À quoi ressemblent les fermes
et les cages ?




Des cages sur pilotis s'alignent en rangées parallèles. Au minimum une cinquantaine, parfois plusieurs milliers.


Du grillage sur les six côtés, notamment sous les pattes pour isoler du sol mais laisser passer les excréments au travers et ne pas risquer de salir la fourrure. Un genre de toit est censé protéger des intempéries. Ces auvents ne sont pas toujours efficaces contre le soleil, la pluie et la neige, et presque jamais contre le vent, car ils sont souvent à plusieurs dizaines de centimètres voire un mètre au-dessus du cube de fil de fer, ce qui permet de mieux voir ce qui se passe, mais aussi de jeter la nourriture sur le grillage du haut : pas besoin d'ouvrir la porte et les animaux se débrouillent toujours pour la récupérer en la faisant passer au travers.

En quoi consiste l'élevage d'animaux à fourrure ?

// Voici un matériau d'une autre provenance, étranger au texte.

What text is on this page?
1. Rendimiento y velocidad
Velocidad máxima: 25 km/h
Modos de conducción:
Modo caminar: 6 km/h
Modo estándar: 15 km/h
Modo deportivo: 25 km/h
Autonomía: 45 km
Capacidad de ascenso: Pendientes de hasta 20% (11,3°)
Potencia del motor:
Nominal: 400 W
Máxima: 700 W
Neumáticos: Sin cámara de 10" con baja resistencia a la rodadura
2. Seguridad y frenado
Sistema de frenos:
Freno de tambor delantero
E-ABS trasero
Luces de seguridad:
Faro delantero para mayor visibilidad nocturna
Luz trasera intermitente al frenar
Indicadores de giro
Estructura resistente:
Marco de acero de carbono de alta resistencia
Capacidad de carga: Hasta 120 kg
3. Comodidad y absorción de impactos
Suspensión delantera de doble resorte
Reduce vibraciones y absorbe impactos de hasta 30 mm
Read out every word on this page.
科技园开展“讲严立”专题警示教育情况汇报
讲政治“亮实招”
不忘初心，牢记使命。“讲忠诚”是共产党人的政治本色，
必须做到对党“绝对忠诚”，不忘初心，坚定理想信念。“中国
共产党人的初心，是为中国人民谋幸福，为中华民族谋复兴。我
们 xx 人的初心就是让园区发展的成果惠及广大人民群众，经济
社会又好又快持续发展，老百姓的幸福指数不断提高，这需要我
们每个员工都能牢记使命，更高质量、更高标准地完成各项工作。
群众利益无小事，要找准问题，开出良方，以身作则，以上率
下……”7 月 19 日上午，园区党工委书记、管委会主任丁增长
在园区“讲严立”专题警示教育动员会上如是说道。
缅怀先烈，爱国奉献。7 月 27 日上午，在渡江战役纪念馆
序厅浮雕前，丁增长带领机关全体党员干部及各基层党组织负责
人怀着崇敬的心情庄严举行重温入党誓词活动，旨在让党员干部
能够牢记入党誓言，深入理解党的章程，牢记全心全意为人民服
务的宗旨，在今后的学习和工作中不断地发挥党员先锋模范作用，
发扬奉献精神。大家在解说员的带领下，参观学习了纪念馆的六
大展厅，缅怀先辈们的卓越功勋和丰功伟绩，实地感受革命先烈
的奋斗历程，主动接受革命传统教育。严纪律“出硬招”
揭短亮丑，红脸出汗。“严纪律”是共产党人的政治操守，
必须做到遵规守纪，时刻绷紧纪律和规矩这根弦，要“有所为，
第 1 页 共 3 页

En matière de soins, tout dépend du professionnalisme des éleveurs, et là de nettes différences apparaissent.

- N'importe qui peut se lancer dans cette forme d'élevage sans niveau minimum préalable. Il n'existe (sauf, dans certains pays, pour protéger l'environnement) aucune limite légale au nombre d'animaux que l'on désire élever, et aucun rapport au nombre par personne censée "en prendre soin" : un fermier seul peut décider d'en avoir des centaines ou des milliers.



- Les visons, par exemple, sont des animaux solitaires, parcourant un vaste espace où rien ne les oblige au contact de leurs congénères, sauf pendant la période d'accouplement. Dans un élevage, l'envie d'un territoire est contrecarrée par des centaines ou des milliers d'autres visons proches, parfois même un, deux ou trois autres dans la même cage.

- Ces espèces non domestiquées souffrent considérablement des manipulations humaines, particulièrement stressantes avec l'utilisation de pinces ou de gros gants pour éviter les morsures.

- Les animaux devraient être nourris quotidiennement, mais il n'y a pas toujours le temps de veiller à l'état de santé de chacun : il faut savoir qu'en Scandinavie, le fermier n'habite bien souvent même pas aux abords de son élevage.

Quels sont les problèmes liés au climat ?

          


- En saison froide (laquelle commence dès l'automne en Finlande), on devrait donner de la nourriture et de l'eau aux animaux plusieurs fois par jour. C'est loin d'être le cas. Dans certaines fermes, il existe un système automatique pour abreuver les animaux, mais il gèle fréquemment en hiver, raison pour laquelle certains préfèrent s'en passer.
- Dans certains pays comme la Finlande, les hivers peuvent être très rudes (-35° voire -40°C, contre 30° en été). Cela pose problème aux animaux, même ceux adaptés au froid comme le renard polaire. Ils doivent rester constamment dehors dans une cage ouverte à tous les vents, tandis que la température intérieure d'un terrier varie peu (aux alentours de 0°C tout au long de l'année). Les putois et les chiens viverrins sont très sensibles au froid, et les pattes de ces derniers peuvent même geler, surtout sur un grillage glacé.

Que mangent-ils ?

- Si l'on en croit les éleveurs eux-mêmes, la nourriture représente la moitié du coût de revient d'une fourrure, et il faut donc faire des économies. C'est pourquoi, "logiquement", les carcasses des autres animaux à fourrure précédemment tués sont mangées par les suivants.
- On leur donne par ailleurs des sous-produits de viande et de poisson de si mauvaise qualité qu'ils ne peuvent même pas servir à la nourriture des animaux domestiques.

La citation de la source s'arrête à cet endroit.